Are the yield increases in these lines coming from areas in the genetic code, previously shown to increase yield, or have they discovered a new area coming from G. tomentella?
Ultimately, Singh and Nelson want to see the new soybean cross in the hands of farmers.
Dedicated research led Jianxin Ma and a team of scientists to discover the major gene responsible for seed coat hardness and permeability.
While hard-headed people can be hard to deal with, hard seed coats are proving to be beneficial. Ma led a team of researchers to discover the gene responsible for hardness and permeability in soybean seed coats.
“It was not difficult to find the gene, but it took us nearly two years to develop a soybean population that allowed us to pinpoint the candidate for the gene,” Ma says.
“Then it took another two years to validate the gene’s function,” he adds.
This discovery helped the team determine how to increase calcium content to enhance soybean nutrition and potential benefits for southern and tropical regions.
“Making seed coats harder or more permeable may not affect productivity, but hardness can enhance the seeds’ viability and are thus preferred for southern and tropical regions, where soft seeds lose viability shortly after harvesting,” Ma says. “In addition, harder seeds appear to contain higher levels of calcium. This may pave a new strategy to meet the needs of calcium for kids when they cannot be provided by other sources.”

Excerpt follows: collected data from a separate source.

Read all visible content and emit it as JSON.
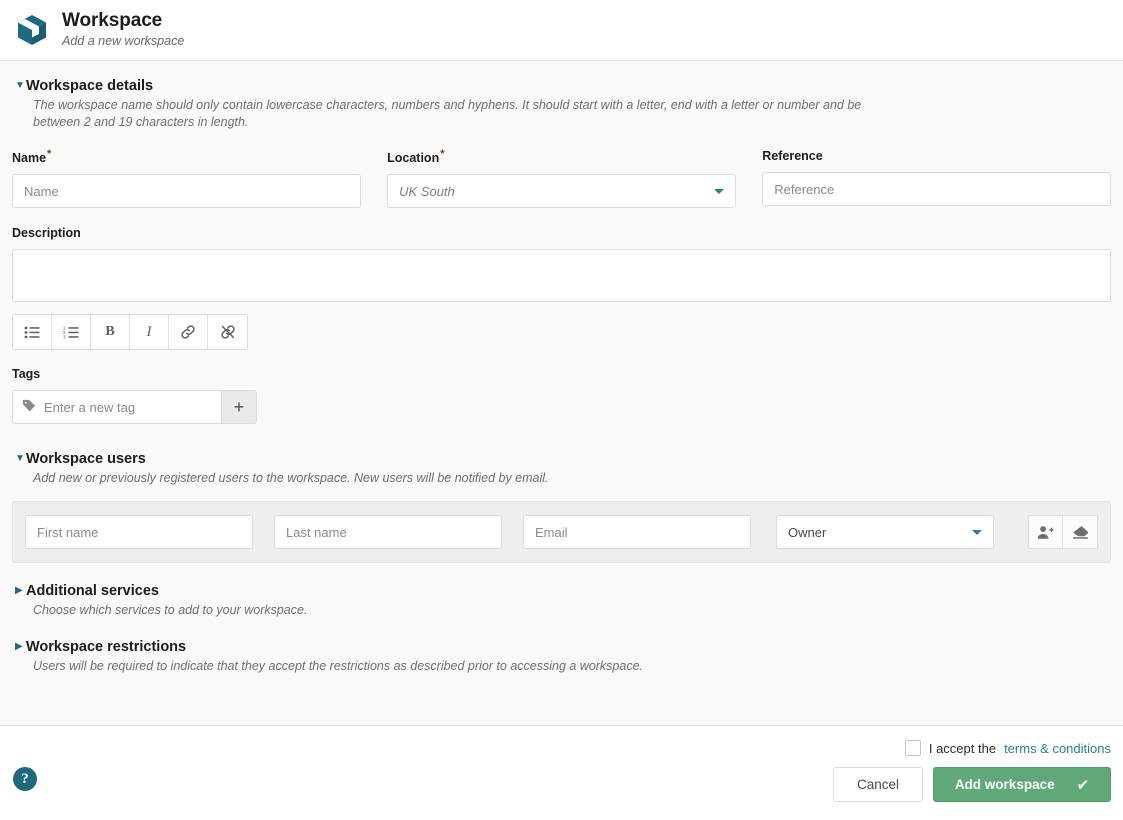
{
  "header": {
    "icon": "cube-icon",
    "title": "Workspace",
    "subtitle": "Add a new workspace"
  },
  "details_section": {
    "twisty": "▼",
    "title": "Workspace details",
    "description": "The workspace name should only contain lowercase characters, numbers and hyphens. It should start with a letter, end with a letter or number and be between 2 and 19 characters in length.",
    "fields": {
      "name": {
        "label": "Name",
        "required": "*",
        "placeholder": "Name",
        "value": ""
      },
      "location": {
        "label": "Location",
        "required": "*",
        "value": "UK South"
      },
      "reference": {
        "label": "Reference",
        "placeholder": "Reference",
        "value": ""
      },
      "description": {
        "label": "Description",
        "value": ""
      },
      "tags": {
        "label": "Tags",
        "placeholder": "Enter a new tag",
        "add_label": "+"
      }
    },
    "rte_toolbar": [
      {
        "name": "bullet-list-icon",
        "label": "Bulleted list"
      },
      {
        "name": "numbered-list-icon",
        "label": "Numbered list"
      },
      {
        "name": "bold-icon",
        "label": "B"
      },
      {
        "name": "italic-icon",
        "label": "I"
      },
      {
        "name": "link-icon",
        "label": "Insert link"
      },
      {
        "name": "unlink-icon",
        "label": "Remove link"
      }
    ]
  },
  "users_section": {
    "twisty": "▼",
    "title": "Workspace users",
    "description": "Add new or previously registered users to the workspace. New users will be notified by email.",
    "row": {
      "first_name_placeholder": "First name",
      "last_name_placeholder": "Last name",
      "email_placeholder": "Email",
      "role_value": "Owner",
      "add_user_label": "Add user",
      "clear_label": "Clear"
    }
  },
  "services_section": {
    "twisty": "▶",
    "title": "Additional services",
    "description": "Choose which services to add to your workspace."
  },
  "restrictions_section": {
    "twisty": "▶",
    "title": "Workspace restrictions",
    "description": "Users will be required to indicate that they accept the restrictions as described prior to accessing a workspace."
  },
  "footer": {
    "help_label": "?",
    "accept_text": "I accept the",
    "terms_link": "terms & conditions",
    "cancel_label": "Cancel",
    "submit_label": "Add workspace",
    "submit_check": "✔"
  },
  "colors": {
    "brand_teal": "#1f6a80",
    "accent_teal": "#2a7f94",
    "primary_green": "#5fa877",
    "required_red": "#8b2f23",
    "panel_gray": "#eeeeee",
    "page_bg": "#f9f9f8"
  }
}
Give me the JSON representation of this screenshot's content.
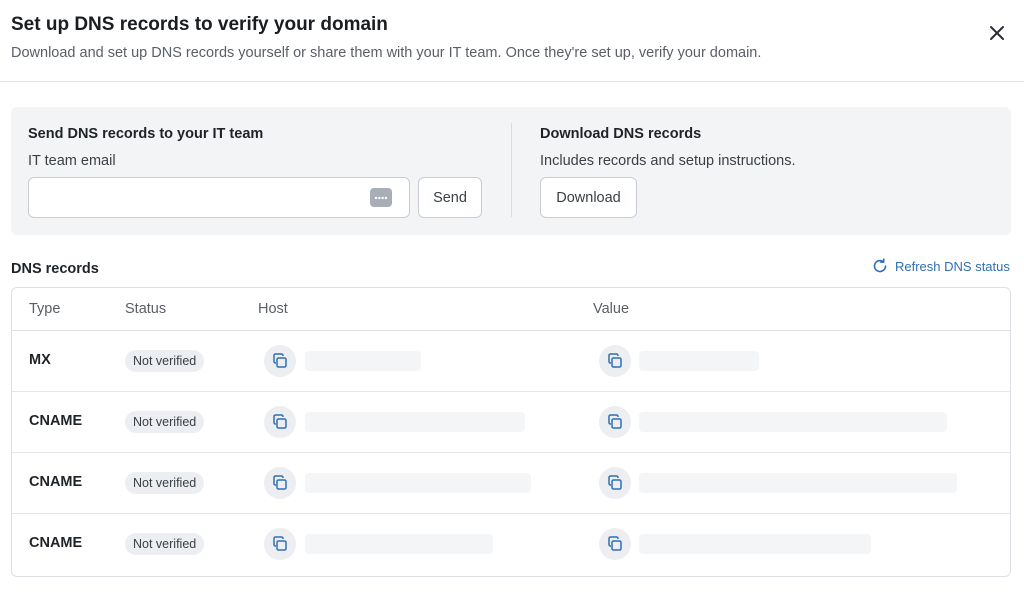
{
  "dialog": {
    "title": "Set up DNS records to verify your domain",
    "subtitle": "Download and set up DNS records yourself or share them with your IT team. Once they're set up, verify your domain."
  },
  "send_section": {
    "title": "Send DNS records to your IT team",
    "email_label": "IT team email",
    "email_value": "",
    "send_label": "Send"
  },
  "download_section": {
    "title": "Download DNS records",
    "description": "Includes records and setup instructions.",
    "download_label": "Download"
  },
  "records": {
    "title": "DNS records",
    "refresh_label": "Refresh DNS status",
    "columns": [
      "Type",
      "Status",
      "Host",
      "Value"
    ],
    "rows": [
      {
        "type": "MX",
        "status": "Not verified"
      },
      {
        "type": "CNAME",
        "status": "Not verified"
      },
      {
        "type": "CNAME",
        "status": "Not verified"
      },
      {
        "type": "CNAME",
        "status": "Not verified"
      }
    ]
  },
  "icons": {
    "close": "close-icon",
    "password_manager": "password-manager-icon",
    "refresh": "refresh-icon",
    "copy": "copy-icon"
  },
  "colors": {
    "link": "#2f6fb3",
    "panel_bg": "#f3f4f6",
    "badge_bg": "#eceef1"
  }
}
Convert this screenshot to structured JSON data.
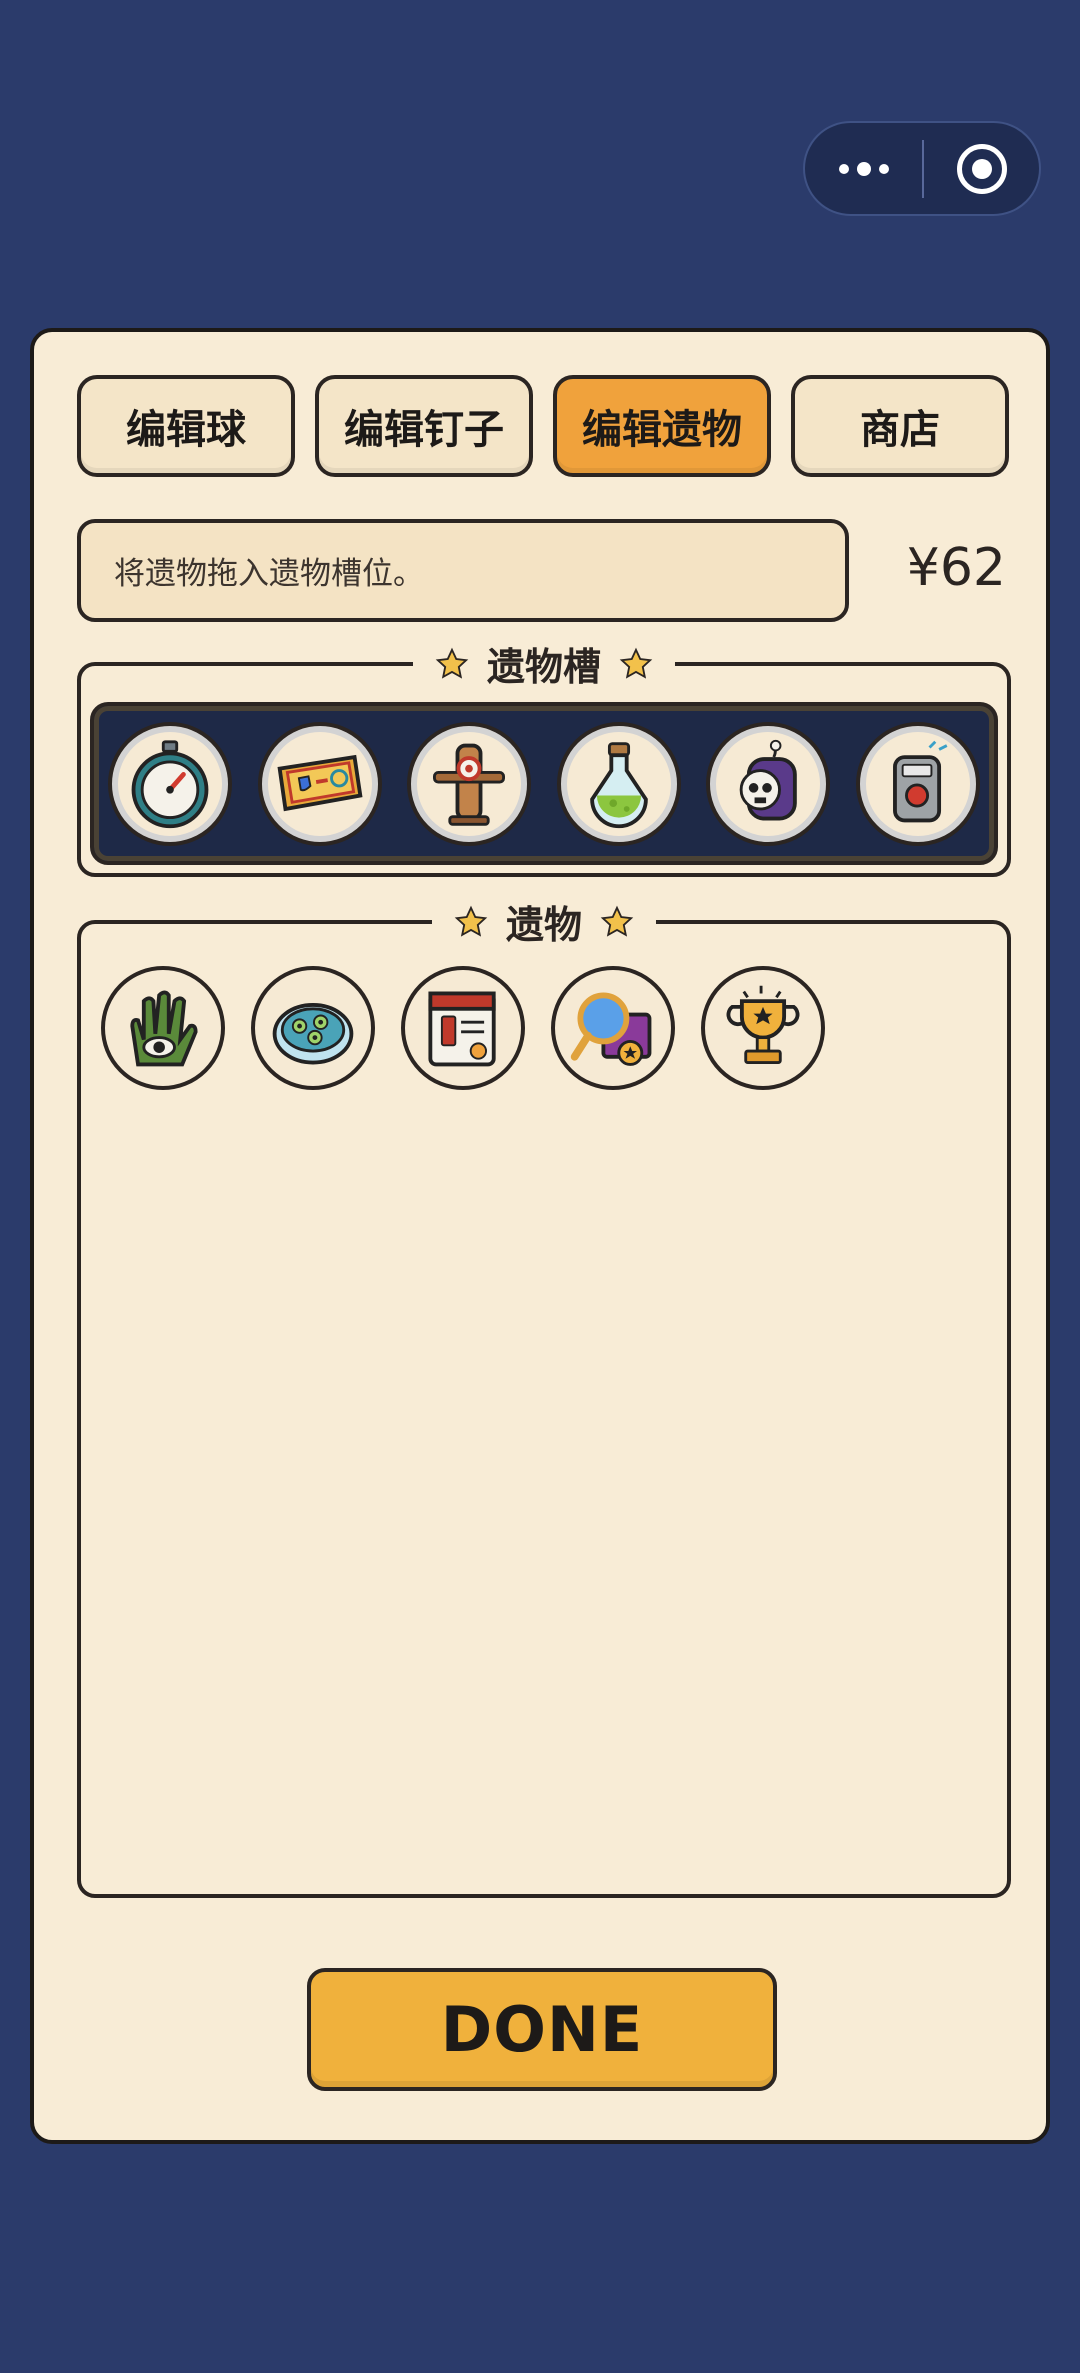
{
  "capsule": {
    "more_icon": "more-dots-icon",
    "close_icon": "target-close-icon"
  },
  "tabs": [
    {
      "label": "编辑球",
      "active": false
    },
    {
      "label": "编辑钉子",
      "active": false
    },
    {
      "label": "编辑遗物",
      "active": true
    },
    {
      "label": "商店",
      "active": false
    }
  ],
  "hint": "将遗物拖入遗物槽位。",
  "money": "¥62",
  "slots": {
    "title": "遗物槽",
    "items": [
      "stopwatch-icon",
      "ticket-icon",
      "training-dummy-icon",
      "potion-icon",
      "skull-bomb-icon",
      "detonator-icon"
    ]
  },
  "inventory": {
    "title": "遗物",
    "items": [
      "hand-eye-icon",
      "petri-dish-icon",
      "warning-card-icon",
      "magnifier-icon",
      "trophy-icon"
    ]
  },
  "done_label": "DONE",
  "colors": {
    "background": "#2b3b6b",
    "panel": "#f8ecd6",
    "active_tab": "#f0a23c",
    "done_button": "#f0b13c",
    "slot_bar": "#1e2947"
  }
}
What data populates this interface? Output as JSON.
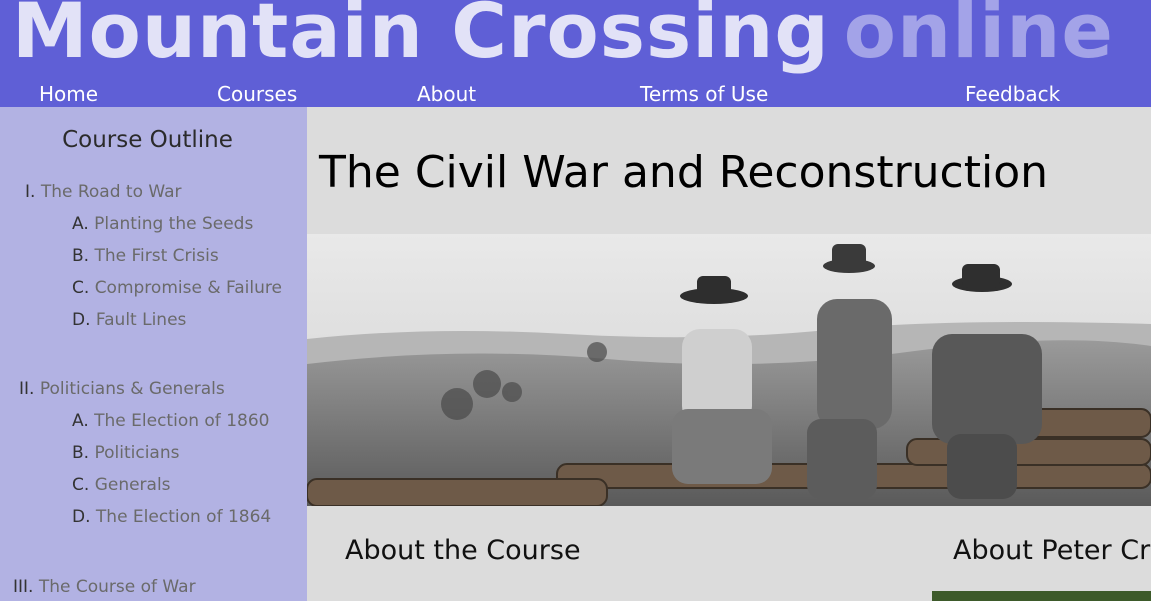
{
  "brand": {
    "main": "Mountain Crossing",
    "sub": "online"
  },
  "nav": {
    "items": [
      "Home",
      "Courses",
      "About",
      "Terms of Use",
      "Feedback"
    ]
  },
  "sidebar": {
    "title": "Course Outline",
    "sections": [
      {
        "num": "I.",
        "label": "The Road to War",
        "items": [
          {
            "num": "A.",
            "label": "Planting the Seeds"
          },
          {
            "num": "B.",
            "label": "The First Crisis"
          },
          {
            "num": "C.",
            "label": "Compromise & Failure"
          },
          {
            "num": "D.",
            "label": "Fault Lines"
          }
        ]
      },
      {
        "num": "II.",
        "label": "Politicians & Generals",
        "items": [
          {
            "num": "A.",
            "label": "The Election of 1860"
          },
          {
            "num": "B.",
            "label": "Politicians"
          },
          {
            "num": "C.",
            "label": "Generals"
          },
          {
            "num": "D.",
            "label": "The Election of 1864"
          }
        ]
      },
      {
        "num": "III.",
        "label": "The Course of War",
        "items": []
      }
    ]
  },
  "main": {
    "title": "The Civil War and Reconstruction",
    "about_course": "About the Course",
    "about_instructor": "About Peter Cra"
  },
  "colors": {
    "header": "#5f5fd6",
    "sidebar": "#b2b2e3",
    "content": "#dcdcdc"
  }
}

The hardness and permeability of the seed coat influences germination. In some areas, it is important to have an easily permeable seed coat. Some soybeans can start absorbing water within 15 minutes. In the South and tropical climates, tough coats are important to avoid seed damage at harvest.
This discovery could help enhance the genetic diversity of soybeans. As the team continues their research, they hope to find other minor genes influencing hardness and permeability so they can develop soybean coats to be best suited for various environments. This discovery could lead to acre specific seed coat prescriptions and possibly expanded to other crops.
“This could help researchers quickly identify genes controlling a similar trait in many other crops such as common bean, mungbean, chickpea and pigeonpea,” Ma adds.
It will take three to five years to start integrating this trait into soybeans and several more years to test the varieties before commercialization.
Advances in agricultural technology often move at lightning speed. Opportunities to increase yield and nutritional benefits are high priorities for many universities and seed companies. Watch for these discoveries and others to help meet the needs of people around the world.